Kedua, tatanan Islam akan menjamin perempuan tidak menjadi korban ekspolitasi dan perdagangan orang melalui dua hukum; yakni hukum nafkah perempuan dalam tanggunggan wali, dan hukum keharaman perempuan memanfaatkan aspek feminitas dalam bidang pekerjaan.
Negara pun wajib menyediakan lapangan pekerjaan, terutama bagi laki-laki, karena Islam mendudukkan mereka sebagai pihak yang mencari nafkah. Dengan cara ini, diharapkan para perempuan akan terpenuhi segala kebutuhannya, tanpa harus bekerja.

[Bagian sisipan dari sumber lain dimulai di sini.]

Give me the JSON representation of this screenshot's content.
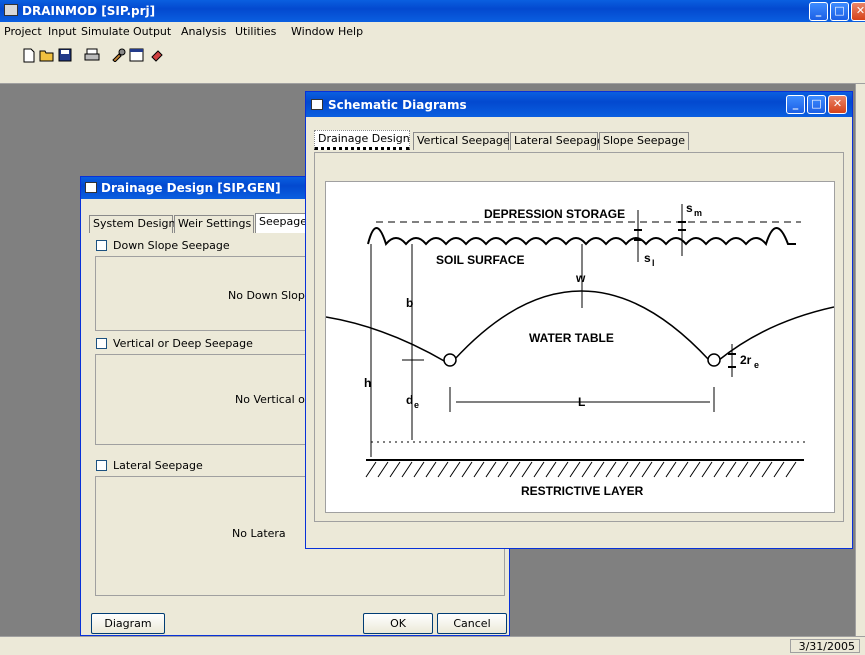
{
  "app": {
    "title": "DRAINMOD [SIP.prj]",
    "menu": [
      "Project",
      "Input",
      "Simulate",
      "Output",
      "Analysis",
      "Utilities",
      "Window",
      "Help"
    ],
    "toolbar_icons": [
      "new-file-icon",
      "open-folder-icon",
      "save-icon",
      "print-icon",
      "tools-icon",
      "window-icon",
      "eraser-icon"
    ]
  },
  "drainage_dialog": {
    "title": "Drainage Design [SIP.GEN]",
    "tabs": [
      "System Design",
      "Weir Settings",
      "Seepage"
    ],
    "sections": [
      {
        "checkbox_label": "Down Slope Seepage",
        "message": "No Down Slop"
      },
      {
        "checkbox_label": "Vertical or Deep Seepage",
        "message": "No Vertical or"
      },
      {
        "checkbox_label": "Lateral Seepage",
        "message": "No Latera"
      }
    ],
    "diagram_button": "Diagram",
    "ok_button": "OK",
    "cancel_button": "Cancel"
  },
  "schematic_dialog": {
    "title": "Schematic Diagrams",
    "tabs": [
      "Drainage Design",
      "Vertical Seepage",
      "Lateral Seepage",
      "Slope Seepage"
    ],
    "diagram_labels": {
      "depression_storage": "DEPRESSION STORAGE",
      "soil_surface": "SOIL SURFACE",
      "water_table": "WATER TABLE",
      "restrictive_layer": "RESTRICTIVE LAYER",
      "sm": "s",
      "sm_sub": "m",
      "si": "s",
      "si_sub": "l",
      "w": "w",
      "b": "b",
      "h": "h",
      "de": "d",
      "de_sub": "e",
      "L": "L",
      "re": "2r",
      "re_sub": "e"
    }
  },
  "status": {
    "date": "3/31/2005"
  },
  "colors": {
    "title_blue": "#0349cf",
    "close_red": "#d6421a",
    "dialog_face": "#ece9d8",
    "workspace": "#808080"
  }
}
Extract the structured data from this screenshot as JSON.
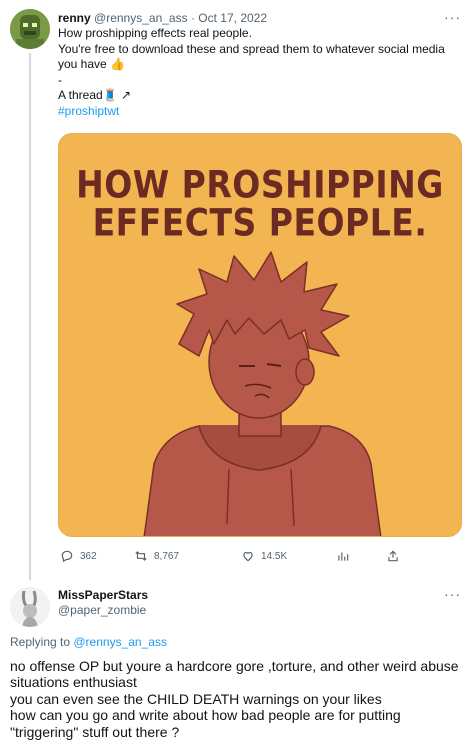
{
  "tweet1": {
    "name": "renny",
    "handle": "@rennys_an_ass",
    "separator": "·",
    "date": "Oct 17, 2022",
    "more": "···",
    "lines": [
      "How proshipping effects real people.",
      "You're free to download these and spread them to whatever social media you have 👍",
      "-",
      "A thread🧵 ↗"
    ],
    "hashtag": "#proshiptwt",
    "image_text": {
      "line1": "HOW PROSHIPPING",
      "line2": "EFFECTS PEOPLE."
    },
    "stats": {
      "replies": "362",
      "retweets": "8,767",
      "likes": "14.5K"
    },
    "colors": {
      "image_bg": "#f3b552",
      "image_title": "#6b2a22",
      "figure": "#b5584a",
      "link": "#1d9bf0"
    }
  },
  "tweet2": {
    "name": "MissPaperStars",
    "handle": "@paper_zombie",
    "more": "···",
    "replying_prefix": "Replying to ",
    "replying_handle": "@rennys_an_ass",
    "lines": [
      "no offense OP but youre a hardcore gore ,torture, and other weird abuse situations enthusiast",
      "you can even see the CHILD DEATH warnings on your likes",
      "how can you go and write about how bad people are for putting \"triggering\" stuff out there ?"
    ]
  }
}
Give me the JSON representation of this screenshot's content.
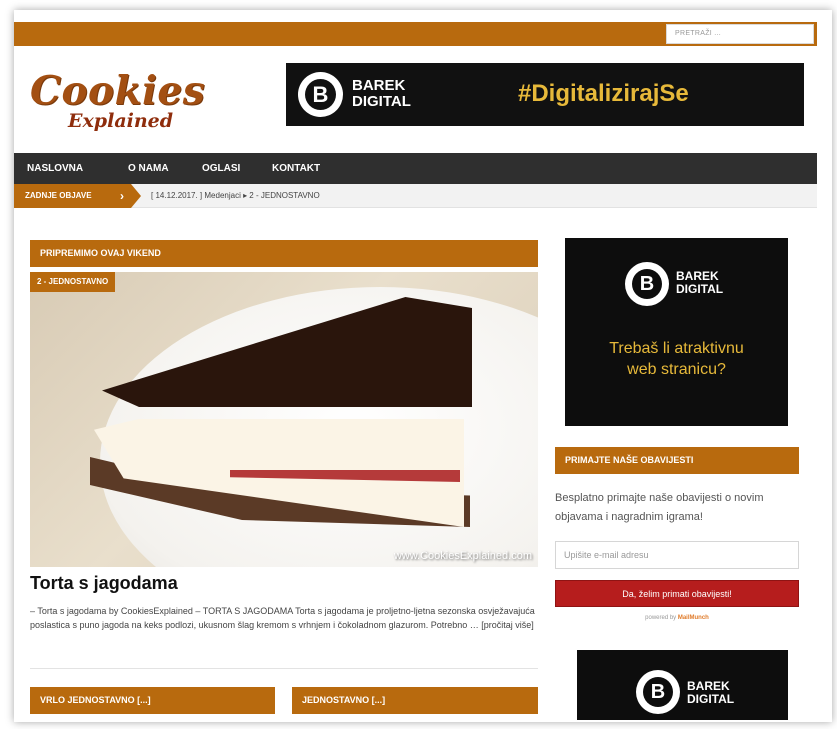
{
  "colors": {
    "accent": "#b86a0e",
    "nav_bg": "#2f2f2f",
    "ad_bg": "#111111",
    "ad_yellow": "#e7b93a",
    "button_red": "#b61d1d"
  },
  "header": {
    "search_placeholder": "PRETRAŽI ...",
    "logo_line1": "Cookies",
    "logo_line2": "Explained",
    "banner": {
      "brand_line1": "BAREK",
      "brand_line2": "DIGITAL",
      "tagline": "#DigitalizirajSe",
      "logo_letter": "B"
    }
  },
  "nav": {
    "items": [
      "NASLOVNA",
      "O NAMA",
      "OGLASI",
      "KONTAKT"
    ]
  },
  "ticker": {
    "label": "ZADNJE OBJAVE",
    "text": "[ 14.12.2017. ]  Medenjaci  ▸  2 - JEDNOSTAVNO"
  },
  "main": {
    "section_title": "PRIPREMIMO OVAJ VIKEND",
    "featured": {
      "category": "2 - JEDNOSTAVNO",
      "watermark": "www.CookiesExplained.com",
      "title": "Torta s jagodama",
      "excerpt": "– Torta s jagodama by CookiesExplained –   TORTA S JAGODAMA   Torta s jagodama je proljetno-ljetna sezonska osvježavajuća poslastica s puno jagoda na keks podlozi, ukusnom šlag kremom s vrhnjem i čokoladnom glazurom.   Potrebno … [pročitaj više]"
    },
    "bottom_sections": [
      "VRLO JEDNOSTAVNO [...]",
      "JEDNOSTAVNO [...]"
    ]
  },
  "sidebar": {
    "ad1": {
      "brand_line1": "BAREK",
      "brand_line2": "DIGITAL",
      "cta_line1": "Trebaš li atraktivnu",
      "cta_line2": "web stranicu?",
      "logo_letter": "B"
    },
    "newsletter": {
      "title": "PRIMAJTE NAŠE OBAVIJESTI",
      "text": "Besplatno primajte naše obavijesti o novim objavama i nagradnim igrama!",
      "email_placeholder": "Upišite e-mail adresu",
      "button_label": "Da, želim primati obavijesti!",
      "powered_prefix": "powered by",
      "powered_brand": "MailMunch"
    },
    "ad2": {
      "brand_line1": "BAREK",
      "brand_line2": "DIGITAL",
      "logo_letter": "B"
    }
  }
}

Ketiga, peradilan negara akan hadir untuk memberi hak gugat bagi perempuan atas nafkah, menghukum pihak-pihak yang wajib memberi nafkah bagi perempuan, dan menutup celah semua lapangan kerja yang memanfaatkan sisi feminitas perempuan.
Keempat, negara Islam pun akan memberikan hukuman yang tegas dan memberikan efek jera bagi siapa saja pelaku human trafficking, tanpa pandang bulu. Termasuk memberikan propaganda di tengah-tengah masyarakat tentang betapa seriusnya negara dalam menumpas kejahatan tersebut. Sehingga orang akan berpikir ulang ribuan kali, sebelum memutuskan untuk melakukan kejahatan.
Islam memiliki berbagai mekanisme untuk memberantas tuntas persoalan ini. Jaminan yang diberikan oleh negara akan mampu mencegah perdagangan orang. Landasan keimanan akan menjadi pilar yang melindungi manusia dari kejahatan ini.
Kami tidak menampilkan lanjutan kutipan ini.